Because I think it was said well enough the first time I want to quote Rage Against The Minivan
I recognize that orphanage life is the only option for some children.  However, I think that the overabundance of churches that are building orphanages are harmful in a number of ways:
1. They are taking in poverty orphans. I will say it again: a child should not have to be abandoned at an orphanage to receive aid. If we can feed and educate a child in an orphanage, we can feed and educate a child living at home.
2. They are focused on providing a destination to missions groups. It’s sad to say this, but I’ve heard it from numerous people: the church wants to build an orphanage so they can visit and “love on” orphans when they take short-term trips. NO, PEOPLE. No no no no. Orphans are not mission-trip props.
3. They are motivated by the romanticism of starting an orphanage and how heroic that will make them look. People want their name on the building. It motivates people to donate when they feel ownership. Opening an orphanage looks good on paper. I get it. Still not best practice.
4. They are failing to provide adequate supervision to at-risk children. Orphanages in third-world countries tend to be poorly staffed, with high child-to-caretaker ratios and a high staff turnover. It is rare than an orphanage in a third-world country would meet even the minimum standards to be a licensed childcare facility in the U.S., and yet we are somehow satisfied with sub-standard care because they are poor.

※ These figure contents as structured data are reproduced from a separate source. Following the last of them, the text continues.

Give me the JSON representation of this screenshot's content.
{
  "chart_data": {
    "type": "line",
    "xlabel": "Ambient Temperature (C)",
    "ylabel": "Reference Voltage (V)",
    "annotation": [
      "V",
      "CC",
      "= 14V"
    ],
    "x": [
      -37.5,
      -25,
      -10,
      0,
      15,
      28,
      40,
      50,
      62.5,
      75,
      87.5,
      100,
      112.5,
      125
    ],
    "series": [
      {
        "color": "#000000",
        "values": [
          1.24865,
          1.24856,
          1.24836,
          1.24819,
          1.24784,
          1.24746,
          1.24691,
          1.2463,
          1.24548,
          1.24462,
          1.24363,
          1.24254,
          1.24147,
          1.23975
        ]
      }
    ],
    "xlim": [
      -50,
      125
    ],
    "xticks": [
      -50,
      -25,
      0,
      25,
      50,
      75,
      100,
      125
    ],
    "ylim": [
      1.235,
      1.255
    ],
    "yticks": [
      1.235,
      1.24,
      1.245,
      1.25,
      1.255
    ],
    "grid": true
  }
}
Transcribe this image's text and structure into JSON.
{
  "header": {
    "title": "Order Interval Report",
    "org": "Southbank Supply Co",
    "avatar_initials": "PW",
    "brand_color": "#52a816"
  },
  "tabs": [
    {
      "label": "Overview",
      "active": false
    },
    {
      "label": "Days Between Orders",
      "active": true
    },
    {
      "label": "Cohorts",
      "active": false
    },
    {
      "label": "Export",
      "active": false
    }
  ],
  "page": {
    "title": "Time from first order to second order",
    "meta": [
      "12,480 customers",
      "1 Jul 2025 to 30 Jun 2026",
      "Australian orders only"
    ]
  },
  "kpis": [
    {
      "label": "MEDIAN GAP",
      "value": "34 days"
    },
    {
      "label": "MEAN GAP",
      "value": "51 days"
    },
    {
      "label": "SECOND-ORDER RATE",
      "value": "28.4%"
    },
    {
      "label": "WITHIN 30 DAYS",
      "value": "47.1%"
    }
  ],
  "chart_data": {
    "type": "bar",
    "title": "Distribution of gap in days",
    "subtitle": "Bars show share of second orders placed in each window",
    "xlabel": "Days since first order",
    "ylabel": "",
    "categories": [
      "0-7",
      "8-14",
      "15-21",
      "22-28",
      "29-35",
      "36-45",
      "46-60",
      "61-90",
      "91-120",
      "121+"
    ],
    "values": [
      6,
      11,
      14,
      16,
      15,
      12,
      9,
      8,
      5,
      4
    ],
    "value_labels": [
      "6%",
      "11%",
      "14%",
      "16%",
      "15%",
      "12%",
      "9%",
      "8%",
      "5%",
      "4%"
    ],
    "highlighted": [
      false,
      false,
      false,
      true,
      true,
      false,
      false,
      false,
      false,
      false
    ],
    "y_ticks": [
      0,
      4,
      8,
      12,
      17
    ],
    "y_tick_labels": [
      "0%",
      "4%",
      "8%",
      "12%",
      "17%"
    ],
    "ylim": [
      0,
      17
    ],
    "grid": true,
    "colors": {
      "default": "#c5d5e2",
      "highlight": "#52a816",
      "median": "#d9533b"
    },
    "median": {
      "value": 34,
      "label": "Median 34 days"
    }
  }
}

5. They are not focused on permanency planning or family reunification. I cannot tell you have many orphanages I’ve visited where the children have living parents who even visit on weekends and there is absolutely no plan in place to get the kids back home.
6. They are raising children to be ministry partners instead of psychologically healthy adults. I have often heard orphanage directors talk about how they are raising the “future generation of Christian leaders” by raising kids in an orphanage. Except that our goal for kids should be to raise them into adults with a healthy sense of self . . . and the best way to do that is in a family, not in a “future Christian leader warehouse.”
(Link to Article)




 I do believe these are things that need to be said.
 So now what are we going to do about it?
I think if we spent just as much energy as we do complaining about this broken system
PRAYING about it we would start to get somewhere.

Would you please join me in praying for these families that feel their only option is to abandon their child and that they would receive the help that they need to provide for their family rather than have their families broken apart?